Sad lessons from torture report

Sen. Al Franken sums it up best: He issued the following statement after the release of the Senate Intelligence Committee's so-called "torture report" on the CIA's interrogation program:...

Sen. Al Franken sums it up best: He issued the following statement after the release of the Senate Intelligence Committee’s so-called “torture report” on the CIA’s interrogation program:

“This report is a sobering reminder that torture is immoral, and it’s not who we are. We are a country that owns up to its own failures, and we need to ensure that this never happens again,” Franken said.

“Torture is torture, and it is wrong. But it’s also ineffective. As this report demonstrates, the CIA’s coercive tactics were not effective in producing the kinds of accurate intelligence we need to aid our national security interests. And the report documents ways that their use was counterproductive.

“I want to commend Sen. Dianne Feinstein and the staff of the Senate Intelligence Committee for their tenacious work in compiling this report, and for making certain that it saw the light of day. The CIA has not been honest with Congress or the public, and I believe the American people have a right to know what’s done in their name.”

The Senate Intelligence Committee spent five years reading and analyzing more than 6.3 million pages of CIA documents to assess the CIA’s use of “enhanced interrogation techniques” in the post-9/11 era.


That review produced a more than 6,000 page review that was condensed into a 525-page summary the committee released Tuesday that delivered a brutal assessment of the CIA’s practices.

According to the New York Times, here are the report’s biggest conclusions and revelations:

1. “Enhanced interrogation: includes torture: Feinstein, President Obama and Sen. John McCain, who was himself tortured as a POW during the Vietnam War, said that the harsh interrogations described in the report amount to torture.

2. Torture doesn’t work very well: “The use of the CIA’s enhanced interrogation techniques was not an effective means of obtaining accurate information,” according to the Senate Intelligence Committee report.

The report debunks the top 20 examples the CIA has used to defend the now-shuttered enhanced interrogation program, claiming that each of the examples “was found to be wrong in fundamental respects.”

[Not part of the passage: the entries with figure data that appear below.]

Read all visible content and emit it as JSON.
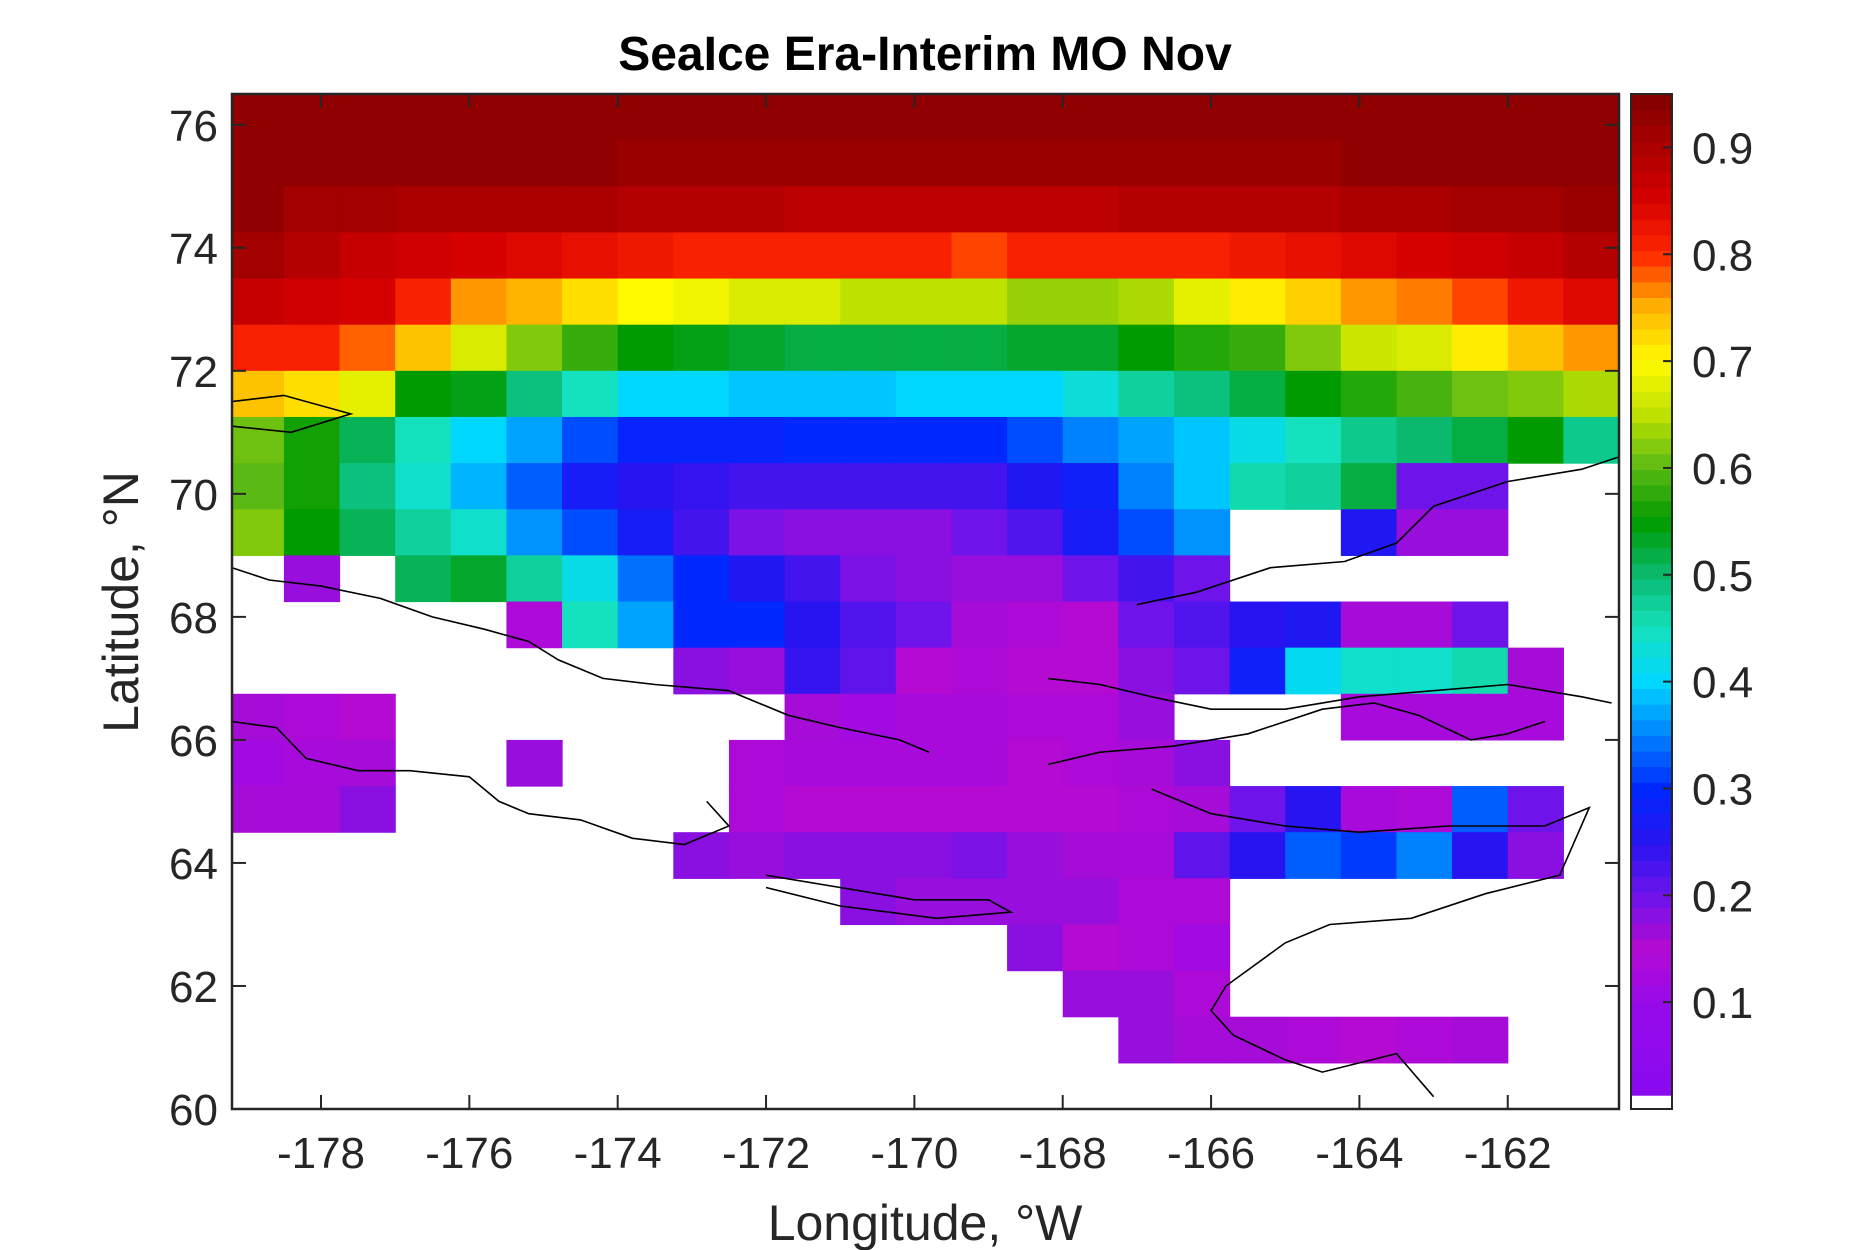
{
  "chart_data": {
    "type": "heatmap",
    "title": "SeaIce Era-Interim MO Nov",
    "xlabel": "Longitude, °W",
    "ylabel": "Latitude, °N",
    "xlim": [
      -179.2,
      -160.5
    ],
    "ylim": [
      60,
      76.5
    ],
    "xticks": [
      -178,
      -176,
      -174,
      -172,
      -170,
      -168,
      -166,
      -164,
      -162
    ],
    "yticks": [
      60,
      62,
      64,
      66,
      68,
      70,
      72,
      74,
      76
    ],
    "colorbar": {
      "range": [
        0.0,
        0.95
      ],
      "ticks": [
        0.1,
        0.2,
        0.3,
        0.4,
        0.5,
        0.6,
        0.7,
        0.8,
        0.9
      ],
      "colormap": "jet-like (purple-blue-cyan-green-yellow-red-darkred)"
    },
    "grid": {
      "lon_start": -179.25,
      "lon_step": 0.75,
      "lat_top": 76.5,
      "lat_step": -0.75,
      "rows": [
        "0.93 0.93 0.93 0.93 0.93 0.93 0.93 0.93 0.93 0.93 0.93 0.93 0.93 0.93 0.93 0.93 0.93 0.93 0.93 0.93 0.93 0.93 0.93 0.93 0.93",
        "0.93 0.93 0.93 0.93 0.93 0.93 0.93 0.92 0.92 0.92 0.92 0.92 0.92 0.92 0.92 0.92 0.92 0.92 0.92 0.92 0.93 0.93 0.93 0.93 0.93",
        "0.93 0.91 0.91 0.90 0.90 0.90 0.90 0.89 0.89 0.89 0.88 0.88 0.88 0.88 0.88 0.88 0.89 0.89 0.89 0.89 0.90 0.90 0.91 0.91 0.92",
        "0.91 0.89 0.87 0.86 0.85 0.84 0.83 0.82 0.81 0.81 0.81 0.81 0.81 0.79 0.81 0.81 0.81 0.81 0.82 0.83 0.84 0.85 0.86 0.87 0.89",
        "0.87 0.86 0.85 0.81 0.76 0.75 0.72 0.70 0.69 0.67 0.67 0.65 0.65 0.65 0.63 0.63 0.64 0.68 0.71 0.73 0.76 0.77 0.79 0.82 0.84",
        "0.81 0.81 0.78 0.74 0.67 0.62 0.58 0.55 0.54 0.53 0.52 0.52 0.52 0.52 0.53 0.53 0.55 0.57 0.58 0.62 0.66 0.67 0.71 0.74 0.76",
        "0.74 0.72 0.68 0.55 0.54 0.49 0.45 0.40 0.40 0.39 0.39 0.39 0.40 0.40 0.40 0.43 0.47 0.49 0.52 0.55 0.57 0.59 0.61 0.62 0.64",
        "0.61 0.56 0.51 0.45 0.40 0.37 0.32 0.29 0.29 0.29 0.30 0.30 0.30 0.30 0.32 0.35 0.37 0.39 0.42 0.45 0.48 0.50 0.52 0.55 0.48",
        "0.60 0.56 0.49 0.44 0.38 0.33 0.27 0.25 0.24 0.23 0.23 0.23 0.23 0.23 0.26 0.28 0.35 0.39 0.46 0.47 0.52 0.20 0.20 null null",
        "0.62 0.55 0.51 0.47 0.44 0.36 0.32 0.27 0.23 0.19 0.18 0.18 0.18 0.20 0.22 0.27 0.32 0.36 null null 0.26 0.17 0.17 null null",
        "null 0.17 null 0.51 0.53 0.47 0.42 0.34 0.30 0.26 0.23 0.19 0.18 0.17 0.17 0.20 0.23 0.20 null null null null null null null",
        "null null null null null 0.14 0.45 0.37 0.30 0.30 0.25 0.22 0.20 0.16 0.14 0.15 0.20 0.22 0.25 0.26 0.16 0.16 0.20 null null",
        "null null null null null null null null 0.18 0.17 0.24 0.21 0.15 0.14 0.15 0.15 0.18 0.20 0.28 0.41 0.44 0.44 0.46 0.16 null",
        "0.16 0.14 0.15 null null null null null null null 0.16 0.12 0.13 0.13 0.14 0.14 0.17 null null null 0.13 0.13 0.13 0.13 null",
        "0.12 0.13 0.16 null null 0.17 null null null 0.14 0.13 0.13 0.13 0.13 0.15 0.14 0.16 0.18 null null null null null null null",
        "0.16 0.16 0.18 null null null null null null 0.14 0.15 0.15 0.15 0.15 0.15 0.15 0.14 0.16 0.20 0.25 0.13 0.14 0.33 0.20 null",
        "null null null null null null null null 0.18 0.17 0.18 0.18 0.18 0.19 0.17 0.16 0.13 0.21 0.25 0.33 0.31 0.35 0.25 0.18 null",
        "null null null null null null null null null null null 0.18 0.17 0.17 0.17 0.17 0.14 0.14 null null null null null null null",
        "null null null null null null null null null null null null null null 0.18 0.15 0.14 0.12 null null null null null null null",
        "null null null null null null null null null null null null null null null 0.17 0.17 0.14 null null null null null null null",
        "null null null null null null null null null null null null null null null null 0.17 0.16 0.16 0.14 0.15 0.14 0.16 null null"
      ]
    }
  }
}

3. Torture did not help the CIA find Osama bin Laden: The CIA continues to claim that coercive interrogations were crucial to capturing Osama bin-Laden, but the Senate report concludes that the most “accurate” CIA information that led to bin Laden’s capture came from a detainee before the detainee was tortured.

4. One prisoner died, apparently from hypothermia, after being chained, nearly naked, to a concrete floor

The report shows how the CIA employed sleep deprivation to wear down victims: It “involved keeping detainees awake for up to 180 hours, usually standing or in stress positions, at times with their hands shackled above their heads.”


Other techniques included “rectal rehydration,” “ice water “baths,” and threats against the prisoners’ families.

Don’t think it amounts to torture? How would you feel if you were accused of being a terrorist and these things were done to you?